The 2009 LPGA of Japan Tour was the 42nd season of the LPGA of Japan Tour, the professional golf tour for women operated by the Ladies Professional Golfers' Association of Japan. It consisted of 35 golf tournaments, all played in Japan.

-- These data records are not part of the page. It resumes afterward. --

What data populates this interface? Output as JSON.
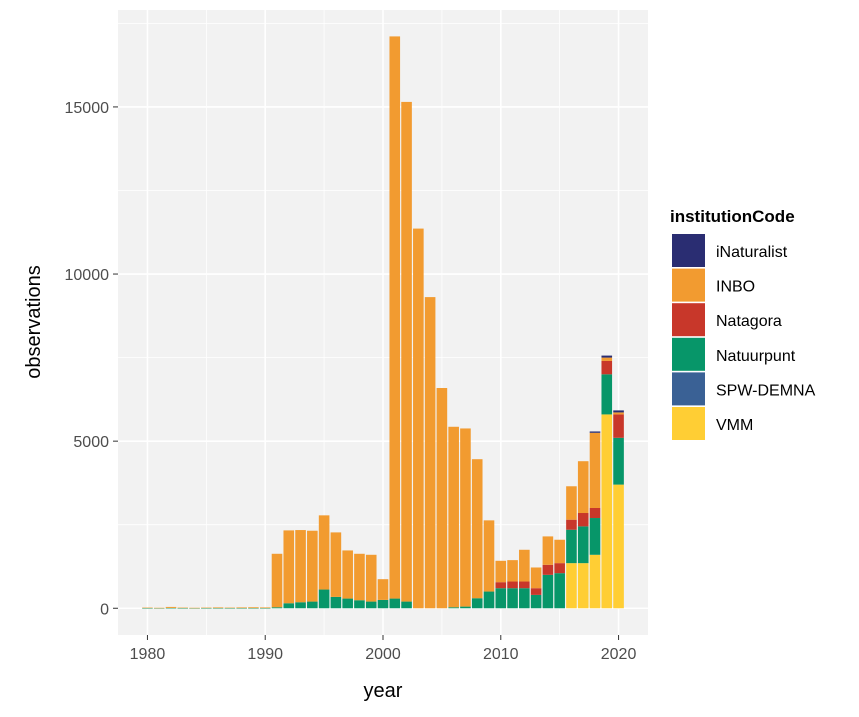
{
  "chart_data": {
    "type": "bar",
    "stacked": true,
    "xlabel": "year",
    "ylabel": "observations",
    "xlim": [
      1977.5,
      2022.5
    ],
    "ylim": [
      -800,
      17900
    ],
    "x_ticks": [
      1980,
      1990,
      2000,
      2010,
      2020
    ],
    "y_ticks": [
      0,
      5000,
      10000,
      15000
    ],
    "grid": true,
    "legend": {
      "title": "institutionCode",
      "placement": "right"
    },
    "categories": [
      1980,
      1981,
      1982,
      1983,
      1984,
      1985,
      1986,
      1987,
      1988,
      1989,
      1990,
      1991,
      1992,
      1993,
      1994,
      1995,
      1996,
      1997,
      1998,
      1999,
      2000,
      2001,
      2002,
      2003,
      2004,
      2005,
      2006,
      2007,
      2008,
      2009,
      2010,
      2011,
      2012,
      2013,
      2014,
      2015,
      2016,
      2017,
      2018,
      2019,
      2020
    ],
    "series": [
      {
        "name": "iNaturalist",
        "color": "#2a2d72",
        "values": [
          0,
          0,
          0,
          0,
          0,
          0,
          0,
          0,
          0,
          0,
          0,
          0,
          0,
          0,
          0,
          0,
          0,
          0,
          0,
          0,
          0,
          0,
          0,
          0,
          0,
          0,
          0,
          0,
          0,
          0,
          0,
          0,
          0,
          0,
          0,
          0,
          0,
          0,
          40,
          60,
          60
        ]
      },
      {
        "name": "INBO",
        "color": "#f29b30",
        "values": [
          15,
          10,
          30,
          15,
          10,
          15,
          20,
          15,
          20,
          25,
          20,
          1600,
          2180,
          2160,
          2120,
          2220,
          1930,
          1440,
          1390,
          1400,
          620,
          16820,
          14950,
          11360,
          9310,
          6590,
          5400,
          5330,
          4160,
          2130,
          640,
          640,
          950,
          620,
          850,
          700,
          1000,
          1550,
          2250,
          100,
          60
        ]
      },
      {
        "name": "Natagora",
        "color": "#c8372a",
        "values": [
          0,
          0,
          0,
          0,
          0,
          0,
          0,
          0,
          0,
          0,
          0,
          0,
          0,
          0,
          0,
          0,
          0,
          0,
          0,
          0,
          0,
          0,
          0,
          0,
          0,
          0,
          0,
          0,
          0,
          0,
          180,
          200,
          200,
          200,
          300,
          300,
          300,
          400,
          300,
          400,
          700
        ]
      },
      {
        "name": "Natuurpunt",
        "color": "#079669",
        "values": [
          5,
          5,
          10,
          5,
          5,
          5,
          5,
          5,
          5,
          5,
          5,
          30,
          150,
          180,
          200,
          560,
          340,
          290,
          240,
          200,
          250,
          290,
          200,
          0,
          0,
          0,
          30,
          50,
          300,
          500,
          600,
          600,
          600,
          400,
          1000,
          1050,
          1000,
          1100,
          1100,
          1200,
          1400
        ]
      },
      {
        "name": "SPW-DEMNA",
        "color": "#3a6195",
        "values": [
          0,
          0,
          0,
          0,
          0,
          0,
          0,
          0,
          0,
          0,
          0,
          0,
          0,
          0,
          0,
          0,
          0,
          0,
          0,
          0,
          0,
          0,
          0,
          0,
          0,
          0,
          0,
          0,
          0,
          0,
          0,
          0,
          0,
          0,
          0,
          0,
          0,
          0,
          0,
          0,
          0
        ]
      },
      {
        "name": "VMM",
        "color": "#ffce34",
        "values": [
          0,
          0,
          0,
          0,
          0,
          0,
          0,
          0,
          0,
          0,
          0,
          0,
          0,
          0,
          0,
          0,
          0,
          0,
          0,
          0,
          0,
          0,
          0,
          0,
          0,
          0,
          0,
          0,
          0,
          0,
          0,
          0,
          0,
          0,
          0,
          0,
          1350,
          1350,
          1600,
          5800,
          3700
        ]
      }
    ]
  }
}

Sakura Yokomine won the Order of Merit, had the lowest scoring average and finished most often (22 times) inside the top-10.

==Tournament results==

| Dates | Tournament | Location | Prize fund (JPY) | Winner |
|---|---|---|---|---|
| Mar 6–8 | Daikin Orchid Ladies | Okinawa | 80,000,000 | JPN Yuko Mitsuka |
| Mar 20–22 | Yokohama Tire PRGR Ladies Cup | Kōchi | 80,000,000 | JPN Ayako Uehara |
| Apr 3–5 | Yamaha Ladies Open | Shizuoka | 80,000,000 | KOR Huang Ah-reum |
| Apr 10–12 | Studio Alice Ladies Open | Hyogo | 60,000,000 | JPN Sakura Yokomine |
| Apr 17–19 | Life Card Ladies | Kumamoto | 70,000,000 | KOR Lee Ji-hee |
| Apr 24–26 | Fujisankei Ladies Classic | Shizuoka | 80,000,000 | AUS Tamie Durdin |
| May 1–3 | Crystal Geyser Ladies | Chiba | 70,000,000 | JPN Chie Arimura |
| May 7–10 | World Ladies Championship Salonpas Cup | Ibaraki | 120,000,000 | JPN Shinobu Moromizato |
| May 15–17 | Vernal Ladies | Fukuoka | 100,000,000 | JPN Yuko Saito |
| May 22–24 | Chukyo TV Bridgestone Ladies Open | Aichi | 70,000,000 | KOR Lim Eun-a |
| May 29–31 | Kosaido Ladies | Chiba | 60,000,000 | JPN Sakura Yokomine |
| Jun 5–7 | Resort Trust Ladies | Shiga | 70,000,000 | KOR Jeon Mi-jeong |
| Jun 11–14 | Suntory Ladies Open | Hyogo | 100,000,000 | JPN Shinobu Moromizato |
| Jun 19–21 | Nichirei PGM Ladies | Ibaraki | 80,000,000 | JPN Sakura Yokomine |
| Jun 26–28 | Promise Ladies | Hyogo | 80,000,000 | JPN Shinobu Moromizato |
| Jul 10–12 | Meiji Chocolate Cup | Hokkaido | 90,000,000 | KOR Jeon Mi-jeong |
| Jul 17–19 | Stanley Ladies | Shizuoka | 90,000,000 | JPN Chie Arimura |
| Aug 7–9 | AXA Ladies | Hokkaido | 80,000,000 | JPN Momoko Ueda |
| Aug 14–16 | NEC Karuizawa 72 | Nagano | 60,000,000 | JPN Chie Arimura |
| Aug 21–23 | CAT Ladies | Kanagawa | 70,000,000 | JPN Shinobu Moromizato |
| Aug 28–30 | Yonex Ladies | Niigata | 60,000,000 | KOR Jeon Mi-jeong |
| Sep 4–6 | Golf5 Ladies | Gifu | 60,000,000 | JPN Shinobu Moromizato |
| Sep 10–13 | Japan LPGA Championship Konica Minolta Cup | Gifu | 140,000,000 | JPN Shinobu Moromizato |
| Sep 18–20 | Munsingwear Ladies Tokai Classic | Aichi | 80,000,000 | JPN Sakura Yokomine |
| Sep 25–27 | Miyagi TV Cup Dunlop Ladies Open | Miyagi | 60,000,000 | JPN Chie Arimura |
| Oct 1–4 | Japan Women's Open Golf Championship | Chiba | 140,000,000 | KOR Song Bo-bae |
| Oct 9–11 | Sankyo Ladies Open | Gunma | 100,000,000 | JPN Ai Miyazato |
| Oct 16–18 | Fujitsu Ladies | Chiba | 80,000,000 | AUS Nikki Campbell |
| Oct 23–25 | Masters GC Ladies | Hyogo | 123,000,000 | KOR Jiyai Shin |
| Oct 30 – Nov 1 | Hisako Higuchi IDC Otsuka Kagu Ladies | Saitama | 70,000,000 | KOR Jeon Mi-jeong |
| Nov 6–8 | Mizuno Classic | Mie | US$1,400,000 | KOR Song Bo-bae |
| Nov 13–15 | Itoen Ladies | Chiba | 90,000,000 | JPN Sakura Yokomine |
| Nov 20–22 | Daio Paper Elleair Ladies Open | Kagawa | 90,000,000 | JPN Chie Arimura |
| Nov 27–30 | Japan LPGA Tour Championship Ricoh Cup | Miyazaki | 100,000,000 | JPN Sakura Yokomine |
| Dec 4–5 | 2009 Kyoraku Cup | Okinawa | 61,500,000 | South Korea |

Events in bold are majors.

The Mizuno Classic was co-sanctioned with LPGA Tour.